The width-4 softsign path has a hand-unrolled AVX2 kernel over the batch dimension. It processes 8 MNIST samples per vector lane group and falls back to the scalar unrolled kernel for non-AVX2 machines or non-softsign activations.
--in-memory loads the full dense weight file into RAM, trains there, and
writes it back once at the end. For 10M width-4 this uses about 1 GB resident
memory and avoids per-step file writeback.
A 10k-layer width-32 smoke run reached:
1000-sample test loss: 0.744920
1000-sample test acc: 0.765
after 1200 online updates. That is not yet good MNIST, but it is already far past the width-2 bottleneck and shows the dense counted core can learn.

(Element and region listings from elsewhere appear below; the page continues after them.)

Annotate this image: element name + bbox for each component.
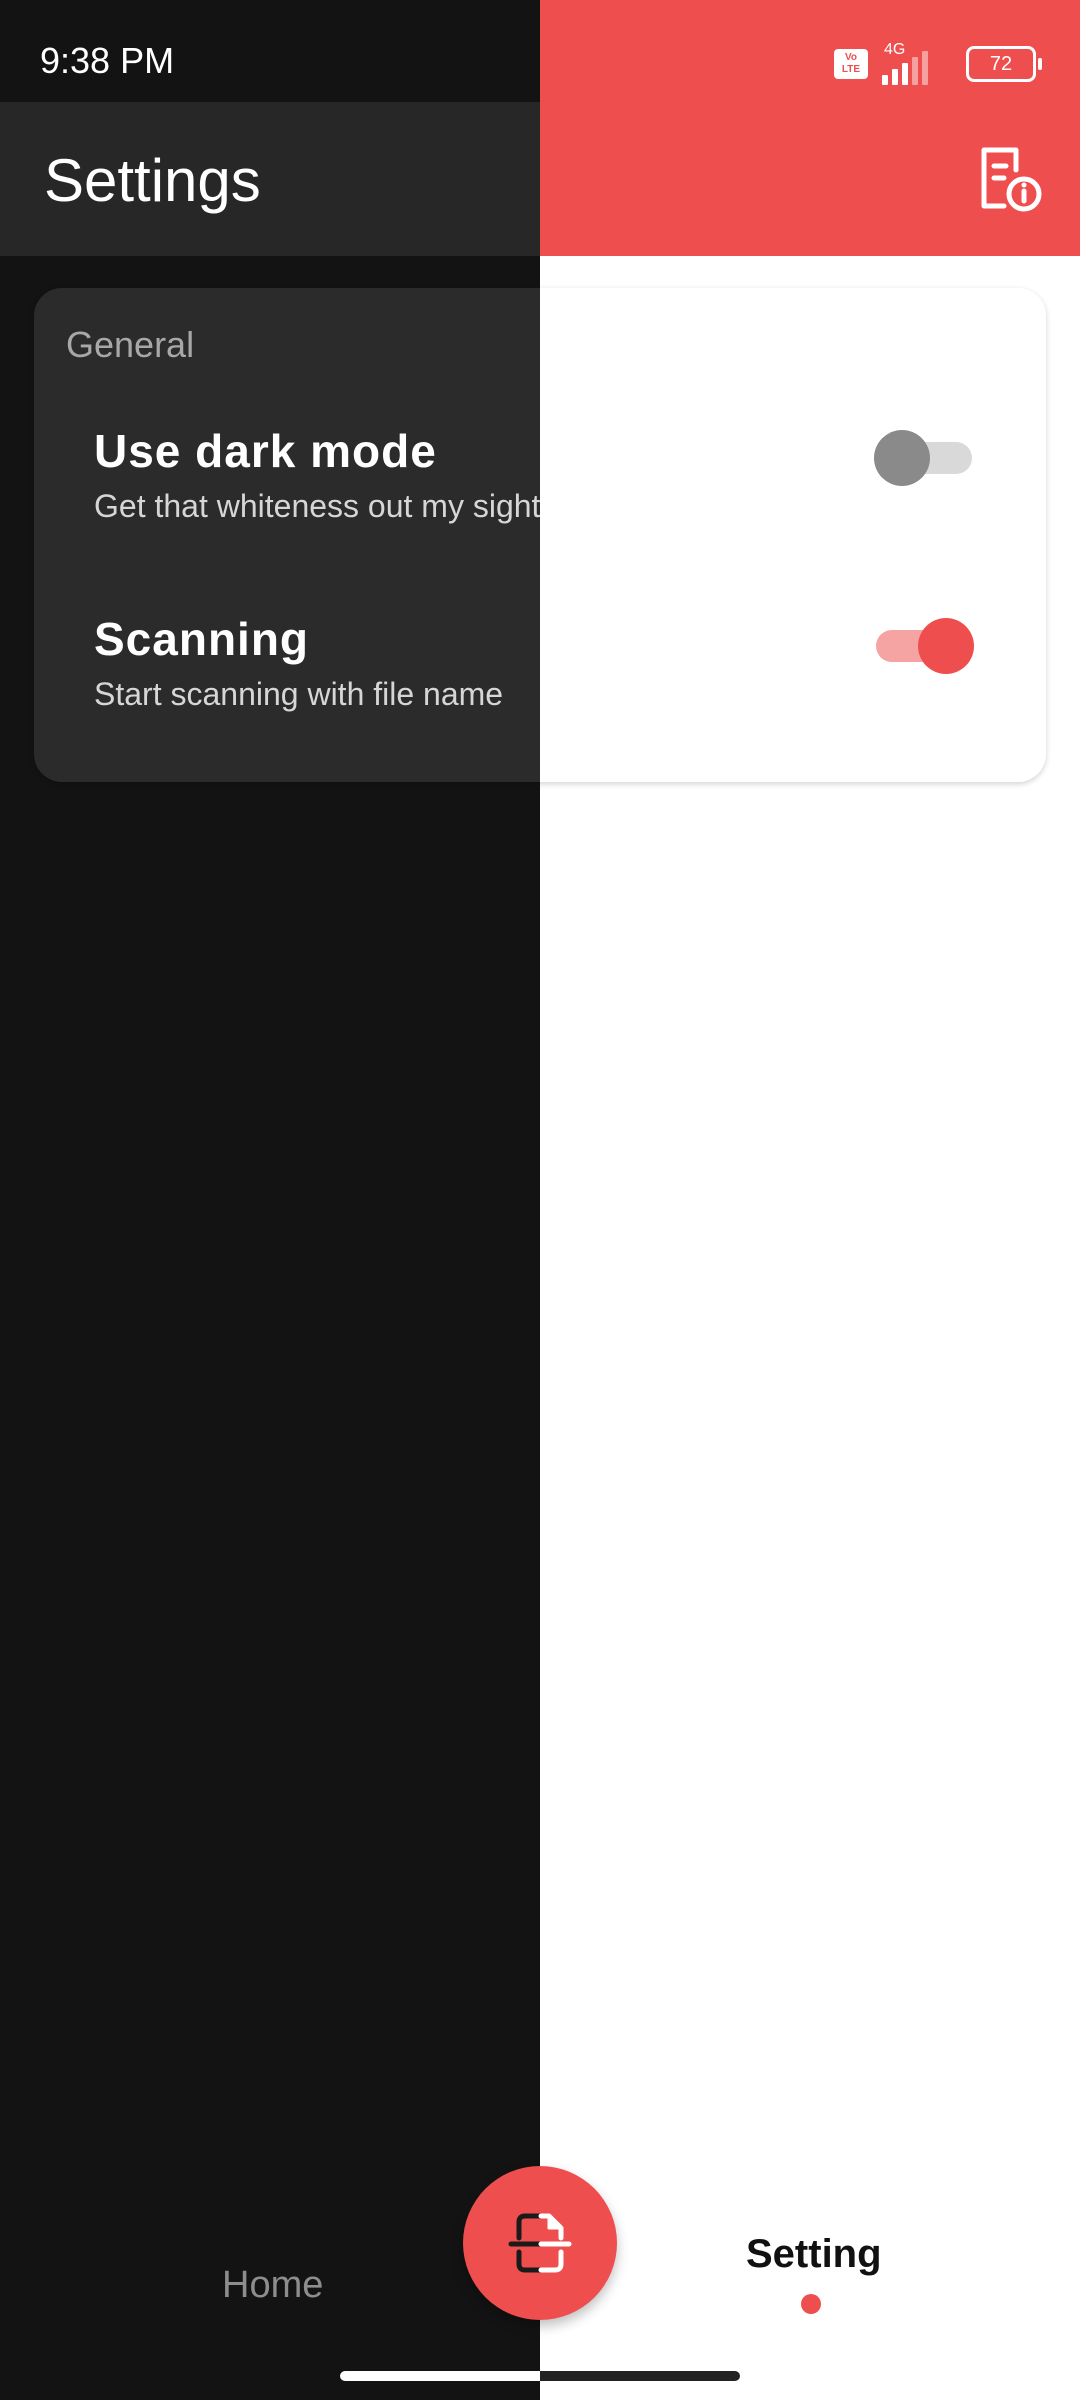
scanning-toggle[interactable]	[876, 614, 974, 674]
page-title: Settings	[44, 147, 261, 214]
volte-icon: Vo LTE	[834, 49, 868, 79]
setting-title: Use dark mode	[94, 425, 437, 477]
signal-icon: 4G	[882, 41, 952, 85]
setting-subtitle: Get that whiteness out my sight	[94, 488, 541, 524]
document-info-icon-svg	[981, 147, 1042, 212]
toggle-thumb	[918, 618, 974, 674]
scan-document-icon	[508, 2213, 572, 2273]
setting-subtitle: Start scanning with file name	[94, 676, 504, 712]
battery-icon: 72	[966, 46, 1042, 82]
nav-item-home[interactable]: Home	[222, 2264, 323, 2307]
status-bar: 9:38 PM Vo LTE 4G 72	[0, 0, 1080, 102]
settings-card: General Use dark mode Get that whiteness…	[34, 288, 1046, 782]
nav-item-setting[interactable]: Setting	[746, 2232, 882, 2277]
battery-level: 72	[989, 53, 1013, 75]
section-label: General	[66, 324, 195, 365]
scan-fab-button[interactable]	[463, 2166, 617, 2320]
status-icons: Vo LTE 4G 72	[834, 40, 1042, 88]
dark-mode-toggle[interactable]	[874, 426, 972, 486]
setting-title: Scanning	[94, 613, 310, 665]
toggle-thumb	[874, 430, 930, 486]
document-info-icon[interactable]	[974, 144, 1044, 214]
home-indicator[interactable]	[340, 2371, 740, 2381]
active-indicator-dot	[801, 2294, 821, 2314]
status-time: 9:38 PM	[40, 40, 175, 81]
settings-card-light-half	[540, 288, 1046, 782]
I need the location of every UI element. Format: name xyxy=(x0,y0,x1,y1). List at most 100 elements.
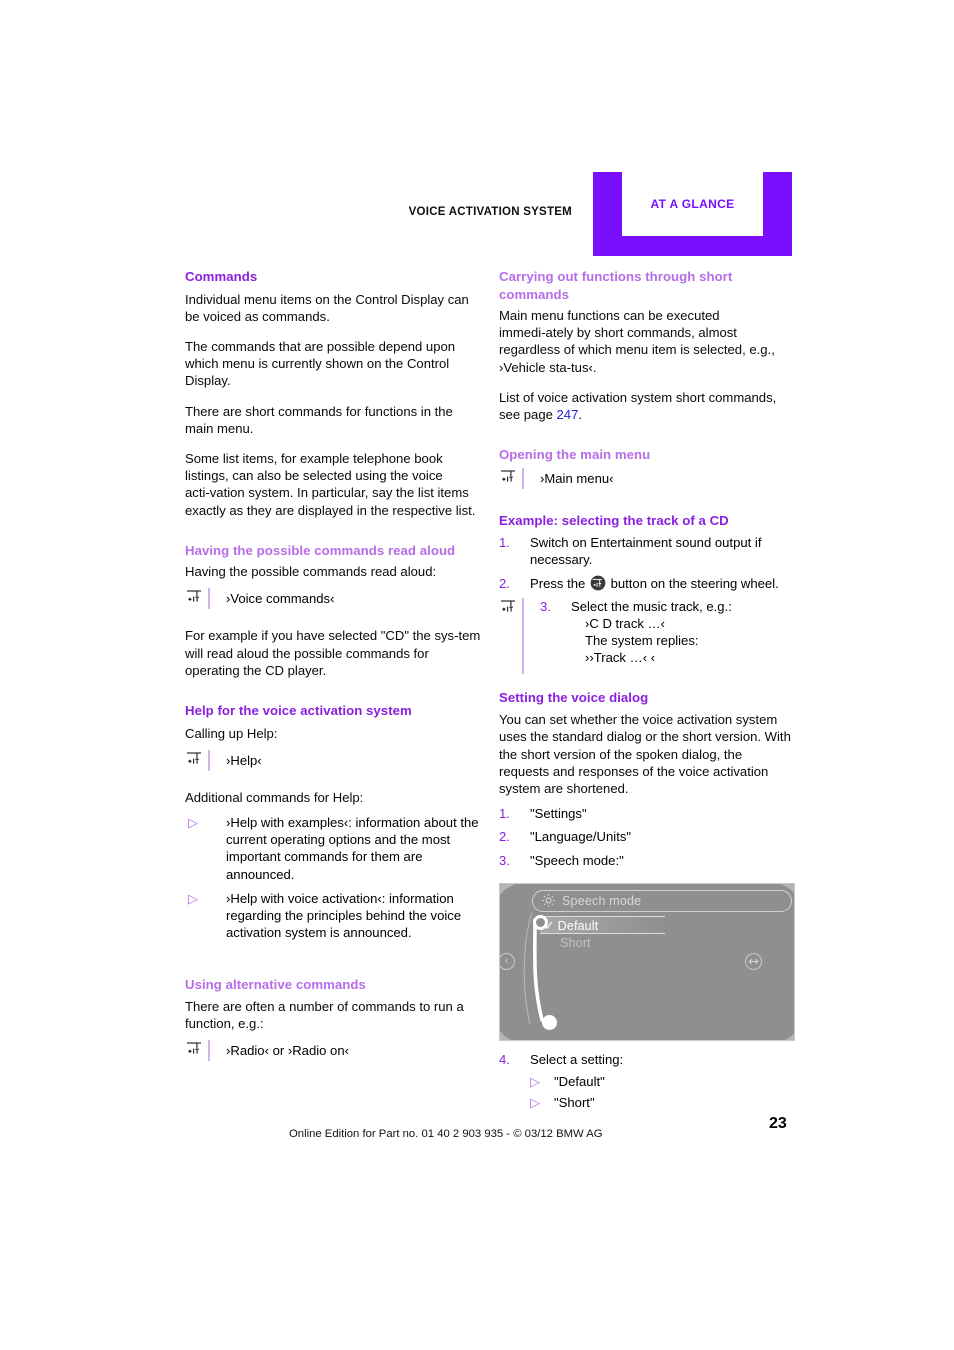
voice-command-text: ›Main menu‹ xyxy=(540,470,614,486)
commands-paragraph-1: Individual menu items on the Control Dis… xyxy=(185,291,469,324)
page-header: VOICE ACTIVATION SYSTEM AT A GLANCE xyxy=(0,172,954,256)
header-section-tab-label: AT A GLANCE xyxy=(650,197,735,211)
list-item: 2. Press the button on the steering whee… xyxy=(499,575,795,592)
commands-paragraph-2: The commands that are possible depend up… xyxy=(185,338,456,389)
step-3-spoken-command: ›C D track …‹ xyxy=(585,616,666,632)
list-item: 3. "Speech mode:" xyxy=(499,852,795,869)
list-item: ▷ ›Help with voice activation‹: informat… xyxy=(185,890,481,942)
heading-alternative-commands: Using alternative commands xyxy=(185,977,366,993)
help-bullet-list: ▷ ›Help with examples‹: information abou… xyxy=(185,814,481,941)
voice-dialog-step-4-options: ▷ "Default" ▷ "Short" xyxy=(530,1073,795,1111)
triangle-bullet-icon: ▷ xyxy=(188,890,198,906)
steering-wheel-speech-button-icon xyxy=(590,575,606,591)
step-text: "Speech mode:" xyxy=(530,852,624,868)
step-text-after: button on the steering wheel. xyxy=(606,575,779,591)
reference-text-before: List of voice activation system short co… xyxy=(499,389,777,423)
voice-dialog-step-4: 4. Select a setting: xyxy=(499,1051,795,1068)
step-text: "Settings" xyxy=(530,806,587,822)
step-number: 1. xyxy=(499,806,510,822)
heading-commands: Commands xyxy=(185,269,258,284)
idrive-option-short-label: Short xyxy=(560,935,591,950)
speak-icon xyxy=(185,588,205,609)
alternative-intro: There are often a number of commands to … xyxy=(185,998,464,1032)
list-item-text: "Default" xyxy=(554,1073,605,1089)
list-item-text: ›Help with examples‹: information about … xyxy=(226,814,479,882)
idrive-option-default-label: Default xyxy=(557,918,599,933)
footer-edition-note: Online Edition for Part no. 01 40 2 903 … xyxy=(289,1128,603,1140)
right-column: Carrying out functions through short com… xyxy=(499,268,795,1124)
voice-command-text: ›Voice commands‹ xyxy=(226,591,335,607)
step-number: 2. xyxy=(499,829,510,845)
voice-command-rule xyxy=(522,467,524,489)
voice-command-rule xyxy=(208,1040,210,1062)
reference-text-after: . xyxy=(578,407,583,423)
voice-command-row-radio: ›Radio‹ or ›Radio on‹ xyxy=(185,1040,481,1062)
list-item[interactable]: ▷ "Default" xyxy=(530,1073,795,1090)
heading-help: Help for the voice activation system xyxy=(185,703,412,719)
gear-icon xyxy=(541,893,556,908)
list-item: ▷ ›Help with examples‹: information abou… xyxy=(185,814,481,883)
read-aloud-intro: Having the possible commands read aloud: xyxy=(185,564,437,580)
step-number: 2. xyxy=(499,575,510,591)
checkmark-icon: ✓ xyxy=(544,918,555,933)
read-aloud-note: For example if you have selected "CD" th… xyxy=(185,628,481,678)
speak-icon xyxy=(185,750,205,771)
heading-example-cd: Example: selecting the track of a CD xyxy=(499,512,729,528)
list-item-text: ›Help with voice activation‹: informatio… xyxy=(226,890,462,941)
step-3-system-replies-label: The system replies: xyxy=(585,633,699,649)
manual-page: VOICE ACTIVATION SYSTEM AT A GLANCE Comm… xyxy=(0,0,954,1350)
voice-command-row-voice-commands: ›Voice commands‹ xyxy=(185,588,481,610)
list-item: 4. Select a setting: xyxy=(499,1051,795,1068)
idrive-option-short[interactable]: Short xyxy=(560,936,591,950)
list-item[interactable]: ▷ "Short" xyxy=(530,1094,795,1111)
list-item: 3. Select the music track, e.g.: ›C D tr… xyxy=(540,598,795,667)
header-chapter-title: VOICE ACTIVATION SYSTEM xyxy=(408,206,572,218)
help-intro: Calling up Help: xyxy=(185,725,278,741)
step-text: Select the music track, e.g.: xyxy=(571,598,732,614)
idrive-option-default[interactable]: ✓ Default xyxy=(544,917,598,935)
speak-icon xyxy=(499,468,519,489)
voice-command-rule xyxy=(208,749,210,771)
expand-arrows-icon[interactable] xyxy=(745,952,762,970)
back-arrow-glyph: ‹ xyxy=(504,955,509,967)
example-cd-step-3-list: 3. Select the music track, e.g.: ›C D tr… xyxy=(540,598,795,667)
triangle-bullet-icon: ▷ xyxy=(188,814,198,830)
speak-icon xyxy=(185,1040,205,1061)
header-section-tab: AT A GLANCE xyxy=(593,172,792,256)
step-number: 4. xyxy=(499,1051,510,1067)
step-number: 3. xyxy=(540,598,551,614)
example-cd-steps: 1. Switch on Entertainment sound output … xyxy=(499,534,795,592)
step-3-system-reply: ››Track …‹ ‹ xyxy=(585,650,656,666)
step-number: 1. xyxy=(499,535,510,551)
step-text-before: Press the xyxy=(530,575,589,591)
idrive-selection-knob-bottom[interactable] xyxy=(542,1014,557,1030)
step-number: 3. xyxy=(499,852,510,868)
voice-command-text: ›Radio‹ or ›Radio on‹ xyxy=(226,1043,349,1059)
idrive-screen-area: Speech mode ✓ Default Short ‹ xyxy=(500,883,794,1040)
commands-paragraph-3: There are short commands for functions i… xyxy=(185,403,453,436)
page-reference-link[interactable]: 247 xyxy=(557,407,579,422)
voice-dialog-paragraph: You can set whether the voice activation… xyxy=(499,712,791,796)
list-item: 2. "Language/Units" xyxy=(499,828,795,845)
triangle-bullet-icon: ▷ xyxy=(530,1095,540,1111)
voice-command-row-help: ›Help‹ xyxy=(185,749,481,772)
heading-short-commands: Carrying out functions through short com… xyxy=(499,269,733,302)
back-arrow-icon[interactable]: ‹ xyxy=(500,952,515,970)
list-item: 1. "Settings" xyxy=(499,805,795,822)
triangle-bullet-icon: ▷ xyxy=(530,1073,540,1089)
voice-command-rule xyxy=(522,597,524,674)
speak-icon xyxy=(499,598,519,619)
voice-command-rule xyxy=(208,588,210,610)
commands-paragraph-4: Some list items, for example telephone b… xyxy=(185,450,476,518)
idrive-screenshot: Speech mode ✓ Default Short ‹ xyxy=(499,882,795,1041)
header-section-tab-inner: AT A GLANCE xyxy=(622,172,763,236)
idrive-title-text: Speech mode xyxy=(562,893,642,908)
page-number: 23 xyxy=(769,1115,787,1132)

Approximate dense storage at 100M layers:
width 8: 28.8 GB
width 16: 108.8 GB
width 32: 422.4 GB
width 64: 1664.0 GB
Width 64 does not fit the current 1.3 TB free-space budget. Width 32 fits, but one exact SGD step has a disk I/O floor around 1.27 TB, so the practical next targets are width 32 at 1M-10M layers, or width 16 at higher depth.